Per la verità c’è già chi si è occupato fino ad oggi della giustizia tributaria. E anche con lusinghieri risultati. Che poi vi sia la necessità di una riforma che la renda ancor più agevole e fruibile è evidente. La riforma della giustizia tributaria, lo ripeto da tempo, deve però avvenire in maniera graduale e senza forzature. Nei giorni scorsi e prima della offerta della Corte dei conti, il plenum del Consiglio di presidenza della giustizia tributaria ha approvato, all’unanimità, una delibera che è stata inviata al presidente del Consiglio e ai presidenti di Camera e Senato in cui sono elencate le nostre riflessioni frutto anche di un confronto con il mondo universitario, delle professioni e delle associazioni.

La terzietà del giudice tributario è il tema sollevato da tutti gli osservatori. Difficile immaginarla con l’attribuzione al giudice contabile che deve garantire le ragioni dell’Erario. Terzietà che manca anche nell’attuale sistema. Come si può garantirla ?

Certo non è facile immaginare una terzietà assoluta con le premesse di cui abbiamo già detto. L’attuale giurisdizione tributaria è già terza ed indipendente, ma va salvaguardata anche “l’apparenza” attraverso il distacco radicale, in ogni sua forma ed espressione, dal Mef.

Le proposte di legge in Parlamento puntano al magistrato tributario professionista e a tempo pieno. Potrebbe essere la strada per arginare o limitare i fenomeni di corruzione emersi anche recentemente?

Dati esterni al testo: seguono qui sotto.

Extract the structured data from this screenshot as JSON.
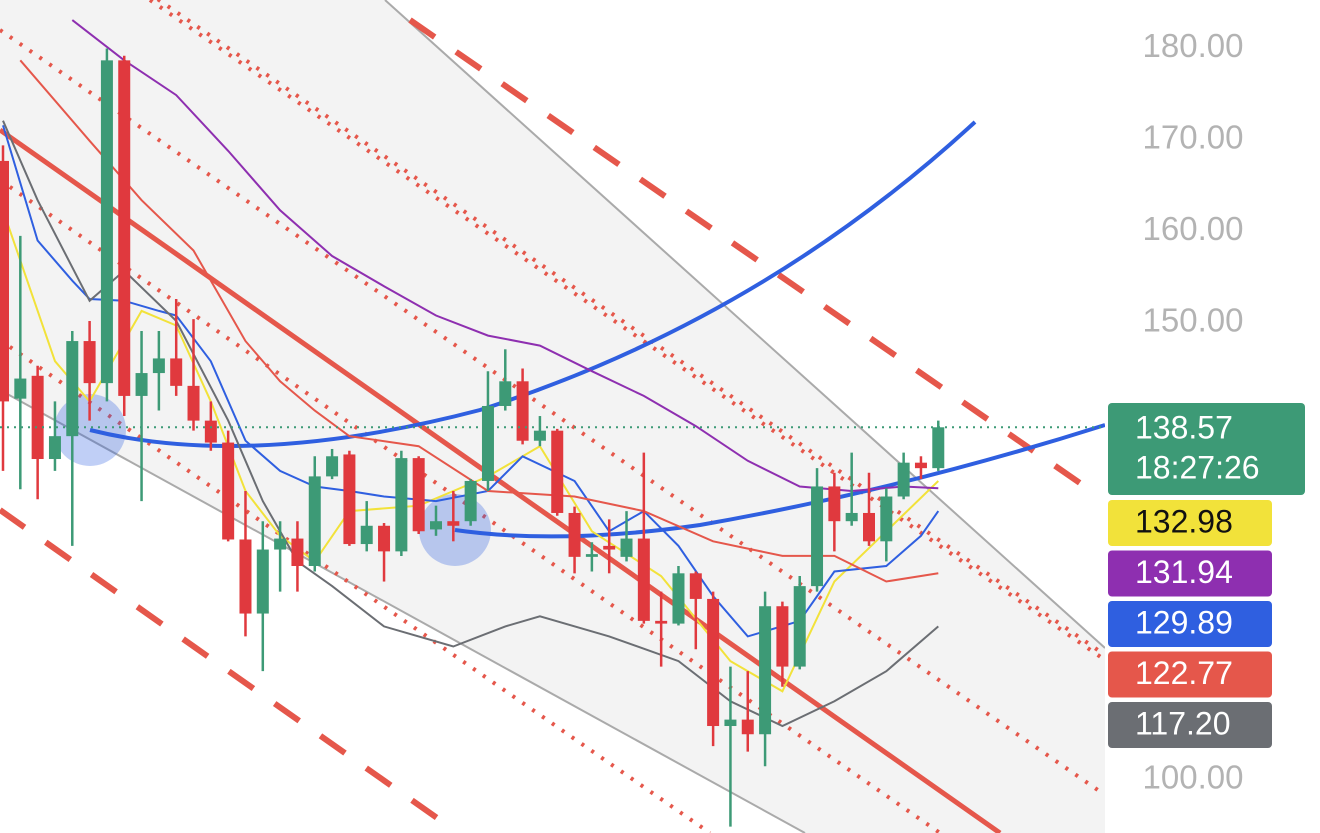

I casi di deviazione non sono più numerosi di quelli riscontrati in altre magistrature. Non esiste una questione morale: si tratta di sporadiche responsabilità legate al comportamento dei singoli. La “composizione mista” delle Commissioni tributarie esiste anche in altre giurisdizioni, a partire da quella ordinaria. Non mi sembra molto opportuno il ricorso da parte del Consiglio di presidenza della Corte dei conti alle considerazioni che l’Anac ebbe a inserire, inusitatamente e impropriamente, nel piano di aggiornamento 2019. Sono considerazioni che l’Anac ha fatto fuori da ogni propria competenza e riscontro.

Le sezioni specializzate espressamente previste dall’attuazione della delega fiscale sono rimasta lettera morta. Un modello simile garantirebbe maggiore certezza del diritto. Come ci si può davvero arrivare?

La maggior certezza del diritto la può dare solo una maggiore uniformità delle decisioni. Presso le Commissioni regionali abbiamo istituito un ufficio del Massimario delle decisioni. La stessa cosa ha fatto la Cassazione - che la Corte dei conti vorrebbe eliminare quale terzo grado nel giudizio tributario - con una poderosa ed efficacia massimazione delle decisioni della Corte stessa in materia di diritto tributario.

C’è un problema culturale?

Certo, qualsiasi tipo di investimento non deve comunque prescindere da una ormai evidente necessità: quella di alimentare una svolta culturale che porti alla consapevolezza da parte dei cittadini che solo la legalità fiscale può consentire una convivenza democratica, serena ed equilibrata.

Tra i mali della giustizia tributaria c’è un’endemica carenza di organico, peraltro in un momento in cui il processo telematico è diventato obbligatorio. Cosa si sente di suggerire al legislatore per risolvere il problema?

Come tutte le cose non è possibile fare le nozze con i fichi secchi. Bisogna investire nella giustizia tributaria e nell’importanza del suo funzionamento. Per quanto riguarda la carenza di organico di personale amministrativo spetta al ministero, che attualmente ha in carico i dipendenti delle Commissioni tributarie e del Consiglio di presidenza, avviare nell’immediato ad interpelli interni all’amministrazione stessa e a concorsi per il reclutamento di nuovo personale.